After the Saptapadi the bride and groom bow to the Pole Star with folded hands which is symbolic of their firm determination to observe constancy of the marital vows throughout life.
The wedding rituals conclude with the Varat (bridal procession). The Grihapravesh (bride entering her new home), the Devakotthapana (taking leave of the deities) and the Mandopodvasana (dismantling of the marriage pandal).

Griha Pravesh
The first ritual for the bride as she crosses the threshold of her new home is as old as the Deccan hills. The bridal house is festooned with mango leaves and marigolds. The bride lifts her pretty henna'd foot and gently kicks a wooden measure piled high with grains of rice. The grains spill over and scatter inside the living room door. At this moment, the bride is supposed to be an incarnation of Lakshmi, the goddess of wealth, bringing to the family fortune, as symbolized by the rice grains spilling inside the marital home.
Wedding Dinner
At the culmination of the wedding ceremonies, is the wedding banquet, which is attended by all the family members, relatives and friends of the bride and the groom. The diners sits on paats (low platforms) set on the floor. The bride sits on a red paat.

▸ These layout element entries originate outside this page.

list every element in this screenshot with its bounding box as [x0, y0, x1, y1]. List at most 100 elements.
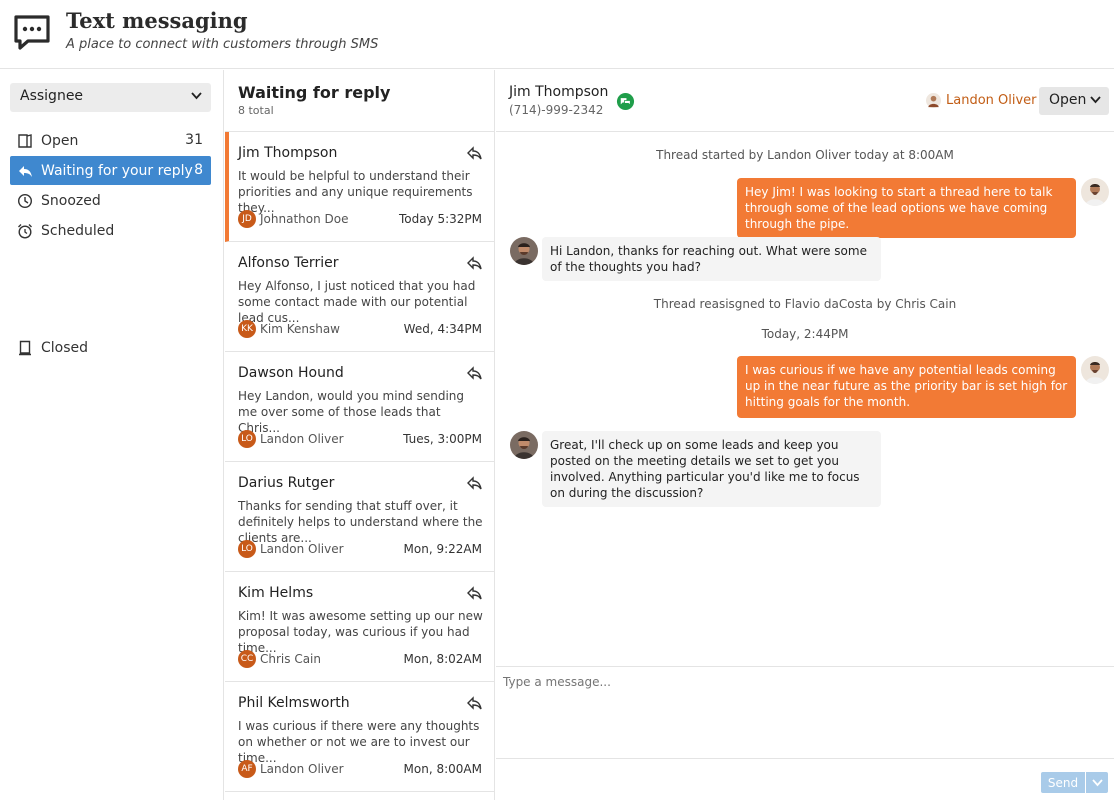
conversation-preview: Hey Landon, would you mind sending me ov… [238, 389, 465, 435]
chevron-down-icon [1091, 778, 1103, 786]
sidebar: Assignee Open 31 Waiting for your reply … [0, 70, 224, 800]
sidebar-item-count: 8 [194, 162, 203, 178]
conversation-assignee: AF Landon Oliver [238, 760, 344, 778]
conversation-preview: Kim! It was awesome setting up our new p… [238, 609, 483, 655]
message-thread: Jim Thompson (714)-999-2342 Landon Olive… [496, 70, 1114, 800]
owner-name: Landon Oliver [946, 93, 1037, 108]
conversation-time: Wed, 4:34PM [403, 322, 482, 336]
thread-owner[interactable]: Landon Oliver [926, 93, 1037, 108]
conversation-assignee: KK Kim Kenshaw [238, 320, 340, 338]
conversation-name: Alfonso Terrier [238, 255, 339, 271]
composer-toolbar: Send [496, 758, 1114, 800]
system-message: Thread started by Landon Oliver today at… [656, 148, 954, 162]
reply-icon [467, 586, 482, 600]
sidebar-item-label: Closed [41, 339, 89, 356]
conversation-time: Mon, 8:02AM [403, 652, 482, 666]
list-header: Waiting for reply 8 total [225, 70, 494, 132]
status-dropdown[interactable]: Open [1039, 87, 1109, 115]
avatar [1081, 356, 1109, 384]
reply-icon [467, 696, 482, 710]
sidebar-item-label: Waiting for your reply [41, 162, 193, 179]
status-label: Open [1049, 92, 1087, 108]
page-title: Text messaging [66, 8, 248, 33]
sidebar-item-label: Scheduled [41, 222, 115, 239]
conversation-item[interactable]: Jim Thompson It would be helpful to unde… [225, 132, 494, 242]
conversation-item[interactable]: Darius Rutger Thanks for sending that st… [225, 462, 494, 572]
conversation-name: Dawson Hound [238, 365, 344, 381]
contact-phone: (714)-999-2342 [509, 103, 604, 117]
conversation-preview: Thanks for sending that stuff over, it d… [238, 499, 483, 545]
sidebar-item-label: Open [41, 132, 79, 149]
assignee-name: Kim Kenshaw [260, 322, 340, 336]
conversation-item[interactable]: Alfonso Terrier Hey Alfonso, I just noti… [225, 242, 494, 352]
chat-bubble-icon [14, 15, 50, 50]
incoming-message: Hi Landon, thanks for reaching out. What… [542, 237, 881, 281]
inbox-icon [16, 132, 34, 150]
outgoing-message: Hey Jim! I was looking to start a thread… [737, 178, 1076, 238]
send-button[interactable]: Send [1041, 772, 1085, 793]
reply-icon [467, 366, 482, 380]
avatar [1081, 178, 1109, 206]
conversation-assignee: JD Johnathon Doe [238, 210, 348, 228]
clock-icon [16, 192, 34, 210]
bookmark-icon [16, 339, 34, 357]
avatar [926, 93, 941, 108]
reply-icon [16, 162, 34, 180]
sidebar-item-count: 31 [185, 132, 203, 148]
alarm-icon [16, 222, 34, 240]
page-subtitle: A place to connect with customers throug… [66, 37, 379, 52]
contact-name: Jim Thompson [509, 84, 609, 100]
assignee-initials: CC [238, 650, 256, 668]
incoming-message: Great, I'll check up on some leads and k… [542, 431, 881, 507]
sidebar-item-snoozed[interactable]: Snoozed [10, 186, 211, 215]
assignee-name: Landon Oliver [260, 432, 344, 446]
message-input[interactable] [496, 667, 1114, 759]
conversation-name: Kim Helms [238, 585, 314, 601]
reply-icon [467, 146, 482, 160]
assignee-name: Chris Cain [260, 652, 321, 666]
assignee-name: Landon Oliver [260, 542, 344, 556]
assignee-initials: LO [238, 540, 256, 558]
conversation-list: Waiting for reply 8 total Jim Thompson I… [225, 70, 495, 800]
assignee-name: Johnathon Doe [260, 212, 349, 226]
chevron-down-icon [191, 92, 202, 100]
conversation-item[interactable]: Dawson Hound Hey Landon, would you mind … [225, 352, 494, 462]
reply-icon [467, 476, 482, 490]
assignee-initials: KK [238, 320, 256, 338]
conversation-name: Phil Kelmsworth [238, 695, 350, 711]
conversation-time: Mon, 8:00AM [403, 762, 482, 776]
thread-header: Jim Thompson (714)-999-2342 Landon Olive… [496, 70, 1114, 132]
sidebar-item-label: Snoozed [41, 192, 101, 209]
reply-icon [467, 256, 482, 270]
sidebar-item-open[interactable]: Open 31 [10, 126, 211, 155]
avatar [510, 237, 538, 265]
app-header: Text messaging A place to connect with c… [0, 0, 1114, 69]
send-options-button[interactable] [1086, 772, 1108, 793]
assignee-dropdown-label: Assignee [20, 88, 84, 104]
conversation-item[interactable]: Kim Helms Kim! It was awesome setting up… [225, 572, 494, 682]
assignee-initials: LO [238, 430, 256, 448]
conversation-name: Jim Thompson [238, 145, 338, 161]
list-count: 8 total [238, 104, 274, 117]
conversation-time: Tues, 3:00PM [403, 432, 482, 446]
sms-chat-icon[interactable] [616, 92, 635, 111]
assignee-name: Landon Oliver [260, 762, 344, 776]
sidebar-item-scheduled[interactable]: Scheduled [10, 216, 211, 245]
sidebar-item-waiting[interactable]: Waiting for your reply 8 [10, 156, 211, 185]
conversation-preview: It would be helpful to understand their … [238, 169, 473, 215]
conversation-time: Mon, 9:22AM [403, 542, 482, 556]
sidebar-item-closed[interactable]: Closed [10, 333, 211, 362]
conversation-time: Today 5:32PM [398, 212, 482, 226]
assignee-dropdown[interactable]: Assignee [10, 83, 211, 112]
assignee-initials: AF [238, 760, 256, 778]
conversation-name: Darius Rutger [238, 475, 335, 491]
message-composer: Send [496, 666, 1114, 800]
conversation-preview: Hey Alfonso, I just noticed that you had… [238, 279, 476, 325]
system-timestamp: Today, 2:44PM [761, 327, 849, 341]
conversation-assignee: LO Landon Oliver [238, 540, 344, 558]
conversation-assignee: CC Chris Cain [238, 650, 321, 668]
conversation-item[interactable]: Phil Kelmsworth I was curious if there w… [225, 682, 494, 792]
assignee-initials: JD [238, 210, 256, 228]
system-message: Thread reasisgned to Flavio daCosta by C… [653, 297, 957, 311]
chevron-down-icon [1090, 96, 1101, 104]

She is draped in a nine yard Paithani Saree of royal blue silk edged with maroon and gold. A black dot of coal is placed on her cheek to keep evil spirits away. The floor where diners is decorated with rangoli curlicues made with red, green and white colored powders. Incense is burnt while large metal plates are set in the center of each rangoli pattern. The food is laid out on plates set in a special unchanging order. 
Maharashtrian food normally consists of puri baji, shrikhand, bhasundi, masala bhat and bhajiyas.